Originaire de la scène de Detroit – tout un programme – Dick Wagner a été un guitariste majeur du rock des années 70. Il est vrai que quand on a été compagnon musical de Bob Ezrin on ne pouvait (parfois acoquiné à Steve Hunter) qu’exercer une influence indéniable sur les artistes qu’on a accompagnés. Aerosmith, Kiss, Alice Cooper, Lou Reed, Peter Gabriel ou Hall & Oates ont été gratifiés par ses riffs et ses solos. Retour sur un itinéraire hors du commun avec un prince de la six cordes discret mais essentiel et sans doute trop mésestimé.
Les premières choses que l’on connait de vous sont vos trois albums avec The Frost mais vous faisiez déjà partie de le scène musicale de Detroit…
Tout à fait, j’avais un groupe nommé The Bossmen et nous avions une assez bonne réputation que ce soit à Detroit ou dans tout l’état du Michigan.Nous avons eu pas mal de hits qui se sont placés au sommet des charts des radios locales et quand nous nous sommes séparés j’ai formé The Frost et Mark Farner, lui, a monté Grand Funk Railroad.
Je me suis toujours demandé si vous aviez précisément l’impression de faire partie d’une scène telle que celle de Detroit avec des groupes comme le MC5 ou The Stooges, etc.
Nous étions tous amis, pas de façon très proche mais nous nous fréquentions. On faisait pas mal de concerts ensemble aussi il y avait une sorte d’émulation entre nous.
À quoi ressemblait Detroit à l’époque de la fin des sixties pour avoir une scène musicale aussi musclée?
C’était une ville dure, très industrielle mais c’était un environnement idéal pour le rock and roll. Vous savez, on peut difficilement imaginer combien cette scène musicale y était riche. Les groupes étaient très affûtés et il y avait une échange constant avec une audience extrêmement enthousiaste. Je crois que c’est cette alchimie entre les deux qui lui a donné cette réputation.
Des trois albums de Frost, les deux premiers établissaient un pont entre Detroit et Liverpool dirais-je, mais le dernier, que vous avez produit, était plus raffiné et tentait de s’extraire d’une veine purement pop-rock…
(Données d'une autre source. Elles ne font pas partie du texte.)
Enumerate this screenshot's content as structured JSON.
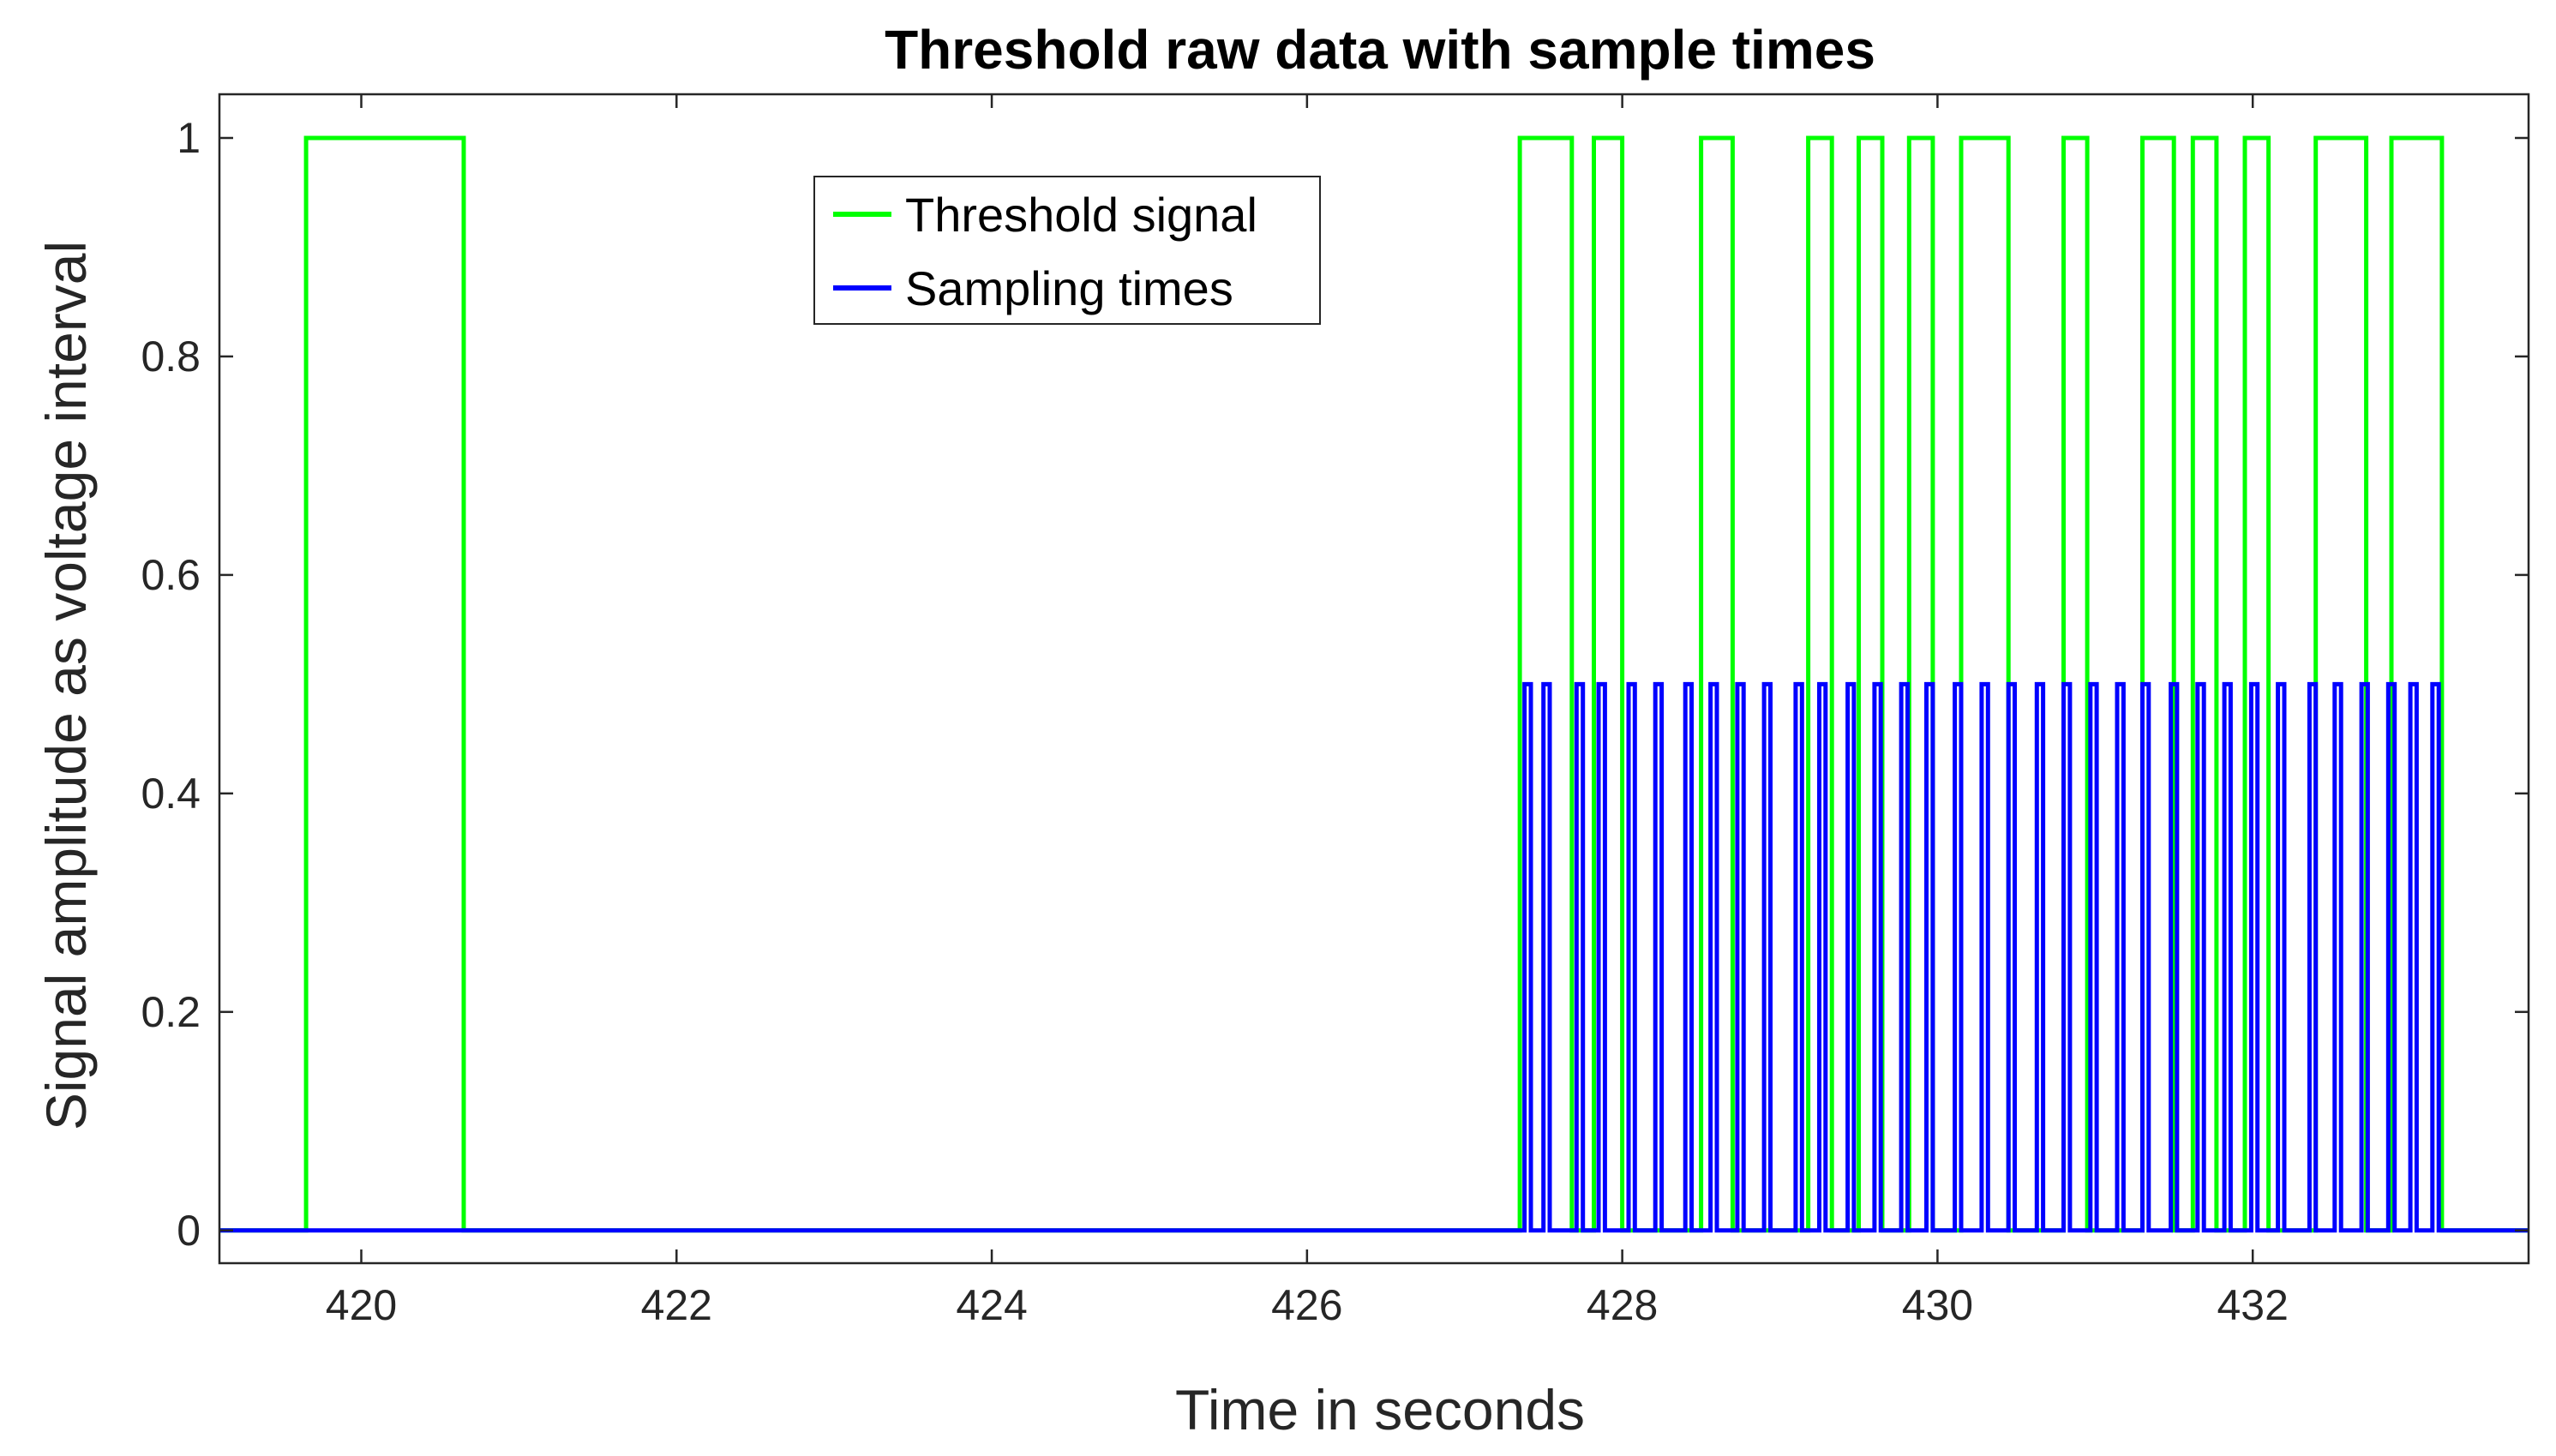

C’est vrai, nos deux premiers LPs avaient cette tonalité. Je me souviens que « Rock and Roll Music » qui figurait sur notre semi-live Rock And Roll avait assez bien marché en France. Mais déjà, avec notre troisième opus, Through The Eyes Of Love, j’essayais d’avancer vers des choses qui s’apparentaient à la notion de compositions plutôt qu’à des chansons au sens le plus étroit du terme. J’avais l’impression d’attaquer une véritable oeuvre, quelque chose qui avait plus à voir avec la Musique. Malheureusement notre label, Vanguard Records, n’a rien fait du tout pour en assurer la promotion et l’a, en outre, habillé d’une pochette hideuse et plutôt niaise. Le problème était qu’ils nous contrôlaient plus que nous ne pouvions le faire. J’étais assez dégoûté et je suis alors monté à New York où j’ai monté Ursa Major.
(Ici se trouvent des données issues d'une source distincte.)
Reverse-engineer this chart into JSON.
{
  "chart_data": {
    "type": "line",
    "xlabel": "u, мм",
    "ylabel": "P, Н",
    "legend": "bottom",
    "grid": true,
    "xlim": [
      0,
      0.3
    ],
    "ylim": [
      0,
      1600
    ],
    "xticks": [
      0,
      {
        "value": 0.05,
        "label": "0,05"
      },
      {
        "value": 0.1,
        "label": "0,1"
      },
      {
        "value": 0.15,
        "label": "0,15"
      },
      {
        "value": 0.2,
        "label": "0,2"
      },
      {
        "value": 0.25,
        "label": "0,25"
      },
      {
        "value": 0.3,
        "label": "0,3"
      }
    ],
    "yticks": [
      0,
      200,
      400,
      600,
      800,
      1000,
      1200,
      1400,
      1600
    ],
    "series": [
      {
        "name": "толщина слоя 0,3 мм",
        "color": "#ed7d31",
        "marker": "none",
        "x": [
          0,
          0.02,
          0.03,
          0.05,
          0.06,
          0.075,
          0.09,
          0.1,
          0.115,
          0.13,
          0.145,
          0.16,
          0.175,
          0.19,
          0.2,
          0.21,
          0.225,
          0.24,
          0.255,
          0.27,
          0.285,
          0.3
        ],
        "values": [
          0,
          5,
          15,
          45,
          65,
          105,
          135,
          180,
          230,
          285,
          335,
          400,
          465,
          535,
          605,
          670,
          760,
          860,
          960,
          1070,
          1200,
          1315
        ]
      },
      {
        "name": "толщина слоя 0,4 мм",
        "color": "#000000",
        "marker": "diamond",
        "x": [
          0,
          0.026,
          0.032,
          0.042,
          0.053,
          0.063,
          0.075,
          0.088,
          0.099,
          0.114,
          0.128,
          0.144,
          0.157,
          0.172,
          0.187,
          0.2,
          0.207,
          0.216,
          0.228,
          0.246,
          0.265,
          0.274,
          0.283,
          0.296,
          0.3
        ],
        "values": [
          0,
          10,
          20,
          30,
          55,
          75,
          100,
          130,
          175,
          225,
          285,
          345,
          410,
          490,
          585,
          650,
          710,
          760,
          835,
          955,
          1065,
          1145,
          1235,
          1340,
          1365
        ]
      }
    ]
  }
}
Frost est un groupe trop méconnu à mon sens; j’aimerais bien savoir ce que sont devenus les autres d’ailleurs…
Donnie Hartmann, l’autre guitariste, a toujours un groupe et continue à jouer dans le Michigan, le batteur Bobbie Riggs est manager d’une station de radio mais je n’ai aucune idée de ce que fait désormais notre ex-bassiste Gordy Garris.
Ensuite ce fut donc la rencontre avec Bob Ezrin…
Oui, c’était pendant que je travaillé sur l’album de Ursa Major et il en est devenu le producteur. Nous n’avons fait qu’un seul disque…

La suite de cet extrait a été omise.